= The Elliott–Savonas =

Promotional postcard, 1909

The Elliott–Savonas were a troupe of British music hall, circus and variety entertainers, between the 1870s and 1920s, who performed two distinct stage acts. As The Cycling Elliotts, they performed cycling tricks; and, as The Musical Savonas, the same individuals formed a saxophone band. They used various combinations of names in their billings, including The Elliotts as the Musical Savonas, and were described as "one of the most successful and original of the early music hall speciality acts".

==History==
James Bedford Elliott (1846-1906) was born in Stockton-on-Tees, the son of a blacksmith. In the 1860s, he started performing as a solo trick cyclist, as well as taking part successfully in cycle races. He set up his own bicycle shop, making his own machines, and in 1867 married Mary Thompson. When their children became able to cycle, they proved to be adept at performing stunts. In the late 1870s the family began performing together in circuses using a variety of cycles including penny-farthings and unicycles. The main performers were his daughters Kate, Polly, May, and Rose, and sons Tom, Jim, Harry, and Dot, with cousins and other family members joining and leaving at various times. In 1883 they joined P. T. Barnum's circus, and toured the U.S. and Canada after overcoming objections and legal challenges from the newly-formed New York Society for the Prevention of Cruelty to Children.

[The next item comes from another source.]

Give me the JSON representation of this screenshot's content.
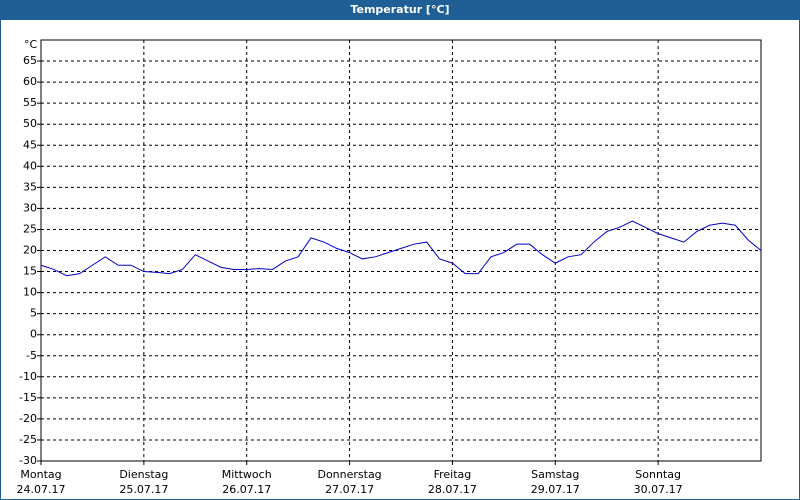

Touring widely with circuses around Europe and the Americas, the children also became interested in playing saxophones, and eventually acquired a full set, from soprano to bass, which they all learned to play. Initially they integrated the saxophone band with their cycling act, but soon divided their performances into two sections, "The Cycling Elliotts" and "The Musical Savonas". Historian Roy Busby commented: "So individual and accomplished were the two acts that the audiences were slow to realise they were performed by the same troupe, partly because trick-cycling and musical virtuosity rarely go hand in hand."

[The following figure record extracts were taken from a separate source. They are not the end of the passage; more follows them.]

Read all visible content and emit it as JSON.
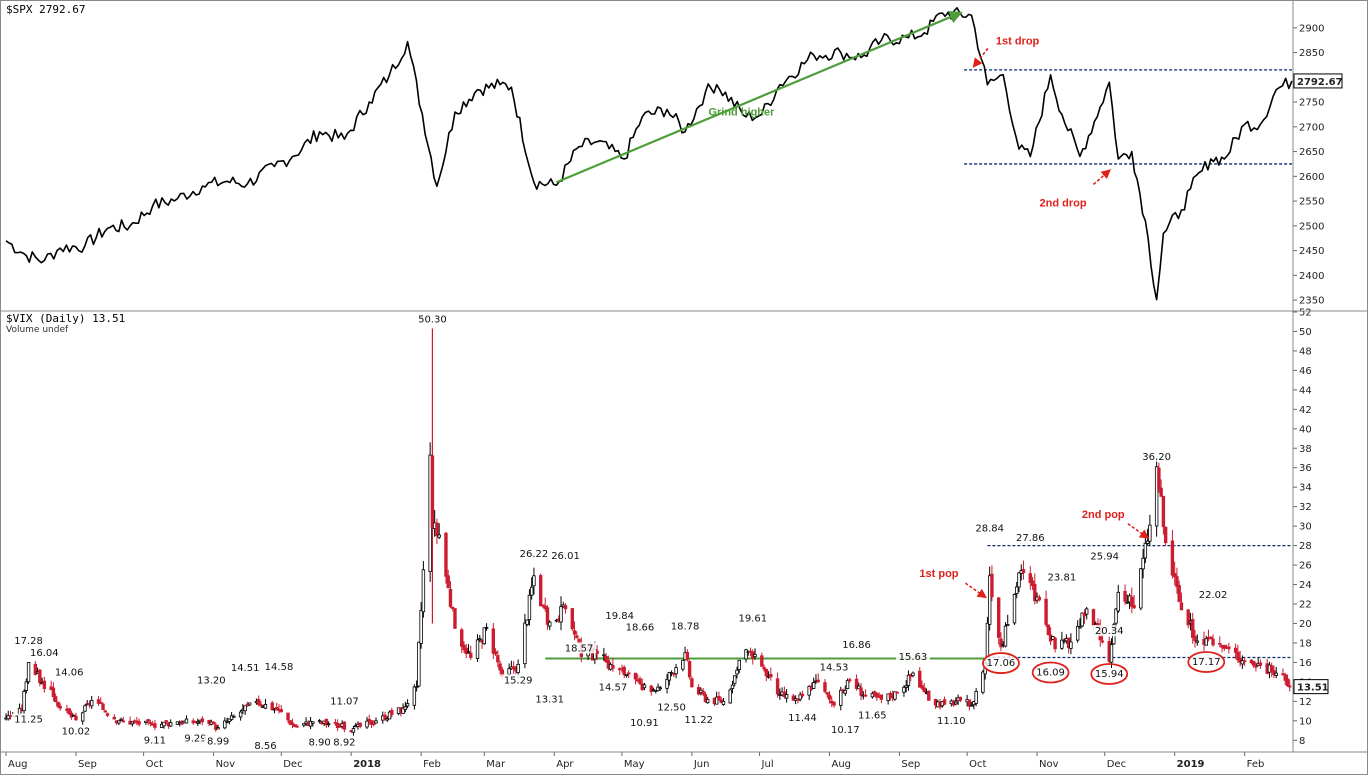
{
  "chart_data": [
    {
      "type": "line",
      "title": "$SPX 2792.67",
      "ylim": [
        2330,
        2940
      ],
      "y_ticks": [
        "2900",
        "2850",
        "2800",
        "2750",
        "2700",
        "2650",
        "2600",
        "2550",
        "2500",
        "2450",
        "2400",
        "2350"
      ],
      "last_value_label": "2792.67",
      "x": [
        "2017-08-01",
        "2017-08-10",
        "2017-08-18",
        "2017-08-25",
        "2017-09-05",
        "2017-09-15",
        "2017-09-25",
        "2017-10-05",
        "2017-10-16",
        "2017-10-27",
        "2017-11-07",
        "2017-11-16",
        "2017-11-28",
        "2017-12-06",
        "2017-12-18",
        "2017-12-29",
        "2018-01-09",
        "2018-01-18",
        "2018-01-26",
        "2018-02-08",
        "2018-02-16",
        "2018-02-26",
        "2018-03-08",
        "2018-03-13",
        "2018-03-23",
        "2018-04-02",
        "2018-04-12",
        "2018-04-20",
        "2018-05-02",
        "2018-05-10",
        "2018-05-21",
        "2018-05-29",
        "2018-06-07",
        "2018-06-12",
        "2018-06-25",
        "2018-07-02",
        "2018-07-10",
        "2018-07-25",
        "2018-08-06",
        "2018-08-15",
        "2018-08-24",
        "2018-09-05",
        "2018-09-12",
        "2018-09-20",
        "2018-10-03",
        "2018-10-10",
        "2018-10-17",
        "2018-10-24",
        "2018-10-29",
        "2018-11-07",
        "2018-11-12",
        "2018-11-20",
        "2018-11-29",
        "2018-12-03",
        "2018-12-07",
        "2018-12-13",
        "2018-12-19",
        "2018-12-24",
        "2018-12-27",
        "2019-01-04",
        "2019-01-08",
        "2019-01-17",
        "2019-01-23",
        "2019-02-01",
        "2019-02-08",
        "2019-02-15",
        "2019-02-22"
      ],
      "values": [
        2470,
        2440,
        2430,
        2455,
        2460,
        2495,
        2500,
        2540,
        2555,
        2580,
        2590,
        2585,
        2620,
        2640,
        2690,
        2675,
        2750,
        2805,
        2872,
        2580,
        2730,
        2775,
        2785,
        2780,
        2588,
        2582,
        2660,
        2670,
        2635,
        2720,
        2735,
        2690,
        2770,
        2785,
        2720,
        2725,
        2785,
        2845,
        2850,
        2840,
        2875,
        2880,
        2890,
        2930,
        2925,
        2785,
        2805,
        2655,
        2640,
        2805,
        2725,
        2640,
        2740,
        2790,
        2635,
        2650,
        2510,
        2351,
        2485,
        2532,
        2575,
        2635,
        2635,
        2705,
        2705,
        2775,
        2792.67
      ],
      "annotations": [
        {
          "text": "Grind higher",
          "color": "#4d9e3a",
          "from": [
            "2018-04-02",
            2588
          ],
          "to": [
            "2018-09-28",
            2930
          ]
        },
        {
          "text": "1st drop",
          "color": "#e0201a",
          "target": [
            "2018-10-04",
            2810
          ]
        },
        {
          "text": "2nd drop",
          "color": "#e0201a",
          "target": [
            "2018-12-04",
            2612
          ]
        }
      ],
      "reference_lines": [
        {
          "y": 2815,
          "from": "2018-10-01",
          "color": "#0a2a6e"
        },
        {
          "y": 2625,
          "from": "2018-10-01",
          "color": "#0a2a6e"
        }
      ]
    },
    {
      "type": "bar",
      "title": "$VIX (Daily) 13.51",
      "subtitle": "Volume undef",
      "ylim": [
        7,
        52
      ],
      "y_ticks": [
        "52",
        "50",
        "48",
        "46",
        "44",
        "42",
        "40",
        "38",
        "36",
        "34",
        "32",
        "30",
        "28",
        "26",
        "24",
        "22",
        "20",
        "18",
        "16",
        "14",
        "12",
        "10",
        "8"
      ],
      "last_value_label": "13.51",
      "x_tick_labels": [
        "Aug",
        "Sep",
        "Oct",
        "Nov",
        "Dec",
        "2018",
        "Feb",
        "Mar",
        "Apr",
        "May",
        "Jun",
        "Jul",
        "Aug",
        "Sep",
        "Oct",
        "Nov",
        "Dec",
        "2019",
        "Feb"
      ],
      "x_tick_dates": [
        "2017-08-01",
        "2017-09-01",
        "2017-10-01",
        "2017-11-01",
        "2017-12-01",
        "2018-01-01",
        "2018-02-01",
        "2018-03-01",
        "2018-04-01",
        "2018-05-01",
        "2018-06-01",
        "2018-07-01",
        "2018-08-01",
        "2018-09-01",
        "2018-10-01",
        "2018-11-01",
        "2018-12-01",
        "2019-01-01",
        "2019-02-01"
      ],
      "x": [
        "2017-08-01",
        "2017-08-08",
        "2017-08-11",
        "2017-08-17",
        "2017-08-21",
        "2017-08-25",
        "2017-09-01",
        "2017-09-08",
        "2017-09-20",
        "2017-10-05",
        "2017-10-16",
        "2017-10-27",
        "2017-11-03",
        "2017-11-13",
        "2017-11-20",
        "2017-11-30",
        "2017-12-07",
        "2017-12-15",
        "2017-12-22",
        "2018-01-02",
        "2018-01-12",
        "2018-01-24",
        "2018-01-30",
        "2018-02-05",
        "2018-02-06",
        "2018-02-09",
        "2018-02-16",
        "2018-02-23",
        "2018-03-02",
        "2018-03-09",
        "2018-03-16",
        "2018-03-23",
        "2018-03-29",
        "2018-04-06",
        "2018-04-13",
        "2018-04-20",
        "2018-04-27",
        "2018-05-04",
        "2018-05-10",
        "2018-05-18",
        "2018-05-29",
        "2018-06-01",
        "2018-06-08",
        "2018-06-15",
        "2018-06-25",
        "2018-07-02",
        "2018-07-10",
        "2018-07-18",
        "2018-07-26",
        "2018-08-03",
        "2018-08-10",
        "2018-08-17",
        "2018-08-24",
        "2018-08-31",
        "2018-09-07",
        "2018-09-14",
        "2018-09-21",
        "2018-09-28",
        "2018-10-03",
        "2018-10-09",
        "2018-10-11",
        "2018-10-16",
        "2018-10-19",
        "2018-10-24",
        "2018-10-29",
        "2018-11-05",
        "2018-11-09",
        "2018-11-16",
        "2018-11-23",
        "2018-11-30",
        "2018-12-03",
        "2018-12-07",
        "2018-12-14",
        "2018-12-21",
        "2018-12-24",
        "2018-12-28",
        "2019-01-04",
        "2019-01-11",
        "2019-01-18",
        "2019-01-25",
        "2019-02-01",
        "2019-02-08",
        "2019-02-15",
        "2019-02-22"
      ],
      "values": [
        10.3,
        11.1,
        16.0,
        13.9,
        13.2,
        11.3,
        10.1,
        12.1,
        10.0,
        9.6,
        9.9,
        9.9,
        9.3,
        10.9,
        12.0,
        11.1,
        9.4,
        9.9,
        9.7,
        9.2,
        10.0,
        11.3,
        13.5,
        37.3,
        29.9,
        29.1,
        19.5,
        16.5,
        19.6,
        14.6,
        15.8,
        24.9,
        19.9,
        21.5,
        16.6,
        16.9,
        15.4,
        14.8,
        13.2,
        13.4,
        17.0,
        13.5,
        12.2,
        12.0,
        17.3,
        15.6,
        12.7,
        12.1,
        14.1,
        11.6,
        14.2,
        12.6,
        12.2,
        12.9,
        14.9,
        12.1,
        11.7,
        12.1,
        11.6,
        15.9,
        24.9,
        17.6,
        19.9,
        25.2,
        24.2,
        19.9,
        17.4,
        18.1,
        21.5,
        18.1,
        16.1,
        23.2,
        21.6,
        30.1,
        36.1,
        28.3,
        21.4,
        18.2,
        17.8,
        17.4,
        16.1,
        15.7,
        14.9,
        13.51
      ],
      "data_labels": [
        {
          "text": "17.28",
          "x": "2017-08-11",
          "y": 17.28
        },
        {
          "text": "16.04",
          "x": "2017-08-18",
          "y": 16.04
        },
        {
          "text": "11.25",
          "x": "2017-08-11",
          "y": 11.25
        },
        {
          "text": "14.06",
          "x": "2017-08-29",
          "y": 14.06
        },
        {
          "text": "10.02",
          "x": "2017-09-01",
          "y": 10.02
        },
        {
          "text": "9.11",
          "x": "2017-10-06",
          "y": 9.11
        },
        {
          "text": "13.20",
          "x": "2017-10-31",
          "y": 13.2
        },
        {
          "text": "9.29",
          "x": "2017-10-24",
          "y": 9.29
        },
        {
          "text": "8.99",
          "x": "2017-11-03",
          "y": 8.99
        },
        {
          "text": "14.51",
          "x": "2017-11-15",
          "y": 14.51
        },
        {
          "text": "14.58",
          "x": "2017-11-30",
          "y": 14.58
        },
        {
          "text": "8.56",
          "x": "2017-11-24",
          "y": 8.56
        },
        {
          "text": "11.07",
          "x": "2017-12-29",
          "y": 11.07
        },
        {
          "text": "8.90",
          "x": "2017-12-18",
          "y": 8.9
        },
        {
          "text": "8.92",
          "x": "2017-12-29",
          "y": 8.92
        },
        {
          "text": "50.30",
          "x": "2018-02-06",
          "y": 50.3
        },
        {
          "text": "26.22",
          "x": "2018-03-23",
          "y": 26.22
        },
        {
          "text": "15.29",
          "x": "2018-03-16",
          "y": 15.29
        },
        {
          "text": "13.31",
          "x": "2018-03-30",
          "y": 13.31
        },
        {
          "text": "26.01",
          "x": "2018-04-06",
          "y": 26.01
        },
        {
          "text": "18.57",
          "x": "2018-04-12",
          "y": 18.57
        },
        {
          "text": "19.84",
          "x": "2018-04-30",
          "y": 19.84
        },
        {
          "text": "18.66",
          "x": "2018-05-09",
          "y": 18.66
        },
        {
          "text": "14.57",
          "x": "2018-04-27",
          "y": 14.57
        },
        {
          "text": "10.91",
          "x": "2018-05-11",
          "y": 10.91
        },
        {
          "text": "12.50",
          "x": "2018-05-23",
          "y": 12.5
        },
        {
          "text": "18.78",
          "x": "2018-05-29",
          "y": 18.78
        },
        {
          "text": "11.22",
          "x": "2018-06-04",
          "y": 11.22
        },
        {
          "text": "19.61",
          "x": "2018-06-28",
          "y": 19.61
        },
        {
          "text": "11.44",
          "x": "2018-07-20",
          "y": 11.44
        },
        {
          "text": "14.53",
          "x": "2018-08-03",
          "y": 14.53
        },
        {
          "text": "16.86",
          "x": "2018-08-13",
          "y": 16.86
        },
        {
          "text": "10.17",
          "x": "2018-08-08",
          "y": 10.17
        },
        {
          "text": "11.65",
          "x": "2018-08-20",
          "y": 11.65
        },
        {
          "text": "15.63",
          "x": "2018-09-07",
          "y": 15.63
        },
        {
          "text": "11.10",
          "x": "2018-09-24",
          "y": 11.1
        },
        {
          "text": "28.84",
          "x": "2018-10-11",
          "y": 28.84
        },
        {
          "text": "17.06",
          "x": "2018-10-16",
          "y": 17.06
        },
        {
          "text": "27.86",
          "x": "2018-10-29",
          "y": 27.86
        },
        {
          "text": "23.81",
          "x": "2018-11-12",
          "y": 23.81
        },
        {
          "text": "16.09",
          "x": "2018-11-07",
          "y": 16.09
        },
        {
          "text": "25.94",
          "x": "2018-12-01",
          "y": 25.94
        },
        {
          "text": "20.34",
          "x": "2018-12-03",
          "y": 20.34
        },
        {
          "text": "15.94",
          "x": "2018-12-03",
          "y": 15.94
        },
        {
          "text": "36.20",
          "x": "2018-12-24",
          "y": 36.2
        },
        {
          "text": "22.02",
          "x": "2019-01-18",
          "y": 22.02
        },
        {
          "text": "17.17",
          "x": "2019-01-15",
          "y": 17.17
        }
      ],
      "annotations": [
        {
          "text": "1st pop",
          "color": "#e0201a",
          "target": [
            "2018-10-10",
            22.5
          ]
        },
        {
          "text": "2nd pop",
          "color": "#e0201a",
          "target": [
            "2018-12-21",
            28.6
          ]
        }
      ],
      "circled_labels": [
        "17.06",
        "16.09",
        "15.94",
        "17.17"
      ],
      "reference_lines": [
        {
          "y": 28,
          "from": "2018-10-10",
          "color": "#0a2a6e",
          "style": "dashed"
        },
        {
          "y": 16.5,
          "from": "2018-10-10",
          "color": "#0a2a6e",
          "style": "dashed"
        },
        {
          "y": 16.4,
          "from": "2018-03-28",
          "to": "2018-10-10",
          "color": "#4d9e3a",
          "style": "solid"
        }
      ]
    }
  ],
  "colors": {
    "up": "#000000",
    "down": "#cc1d30",
    "grid": "#b0b0b0",
    "annotation_red": "#e0201a",
    "annotation_green": "#4d9e3a",
    "ref_navy": "#0a2a6e"
  }
}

The name "Savonas" was apparently an in-joke, deriving from the French savon, meaning soap. In their Savonas act, the family dressed in an approximation of 18th-century French court costumes, and billed themselves as "The Only Saxophone Band in the World". Their music focused on classical and standard concert band works by such composers as Mozart, Rossini, and John Philip Sousa, as well as waltzes and polkas, often arranged by J. Ord Hume. They played a wide variety of wind and other instruments, including an organ keyboard and many exotic instruments collected during their world tours, and advertised that they played over 50 instruments in their show. They were also among the first to use electric lighting in their act, using a set fitted with over one thousand light bulbs.

Based in Middlesbrough, they made two world tours, and for some thirty years the "gloriously original if bizarre troupe remained unchallenged as the greatest exponent of the musical variety act." J. B. Elliott died in 1906, and his second wife, Margaret, took over managing the troupe. From 1908, they performed a musical revue, "The Garden of Harmony". Margaret Elliott died from a heart attack during a performance at Darlington in 1913, and was buried in Middlesbrough with her husband. The troupe — augmented by others outside the family — continued to perform around the world, during and after the First World War, and began performing a new production, "The Palace of Orpheus", in 1920. They finally disbanded in 1923.

==Later activities==
One latter-day member of the troupe, Tommy Varley (1902-1987), married one of J. B. Elliott's granddaughters, Hazel, in 1924. Working as Tommy Elliott, he played the concertina to a high standard, and continued the family name by forming a musical troupe called, initially, "Hazel Elliott and Her Candies". These later became "The Seven Elliotts" and, from the 1930s, "The Musical Elliotts", usually playing concertinas and adding comedy elements and novelty sounds to the act. They performed in various configurations until the 1960s. Tommy Elliott also performed a solo act on the concertina, on one occasion at the specific request of Eva Braun, and often appeared on BBC Radio before retiring in 1980.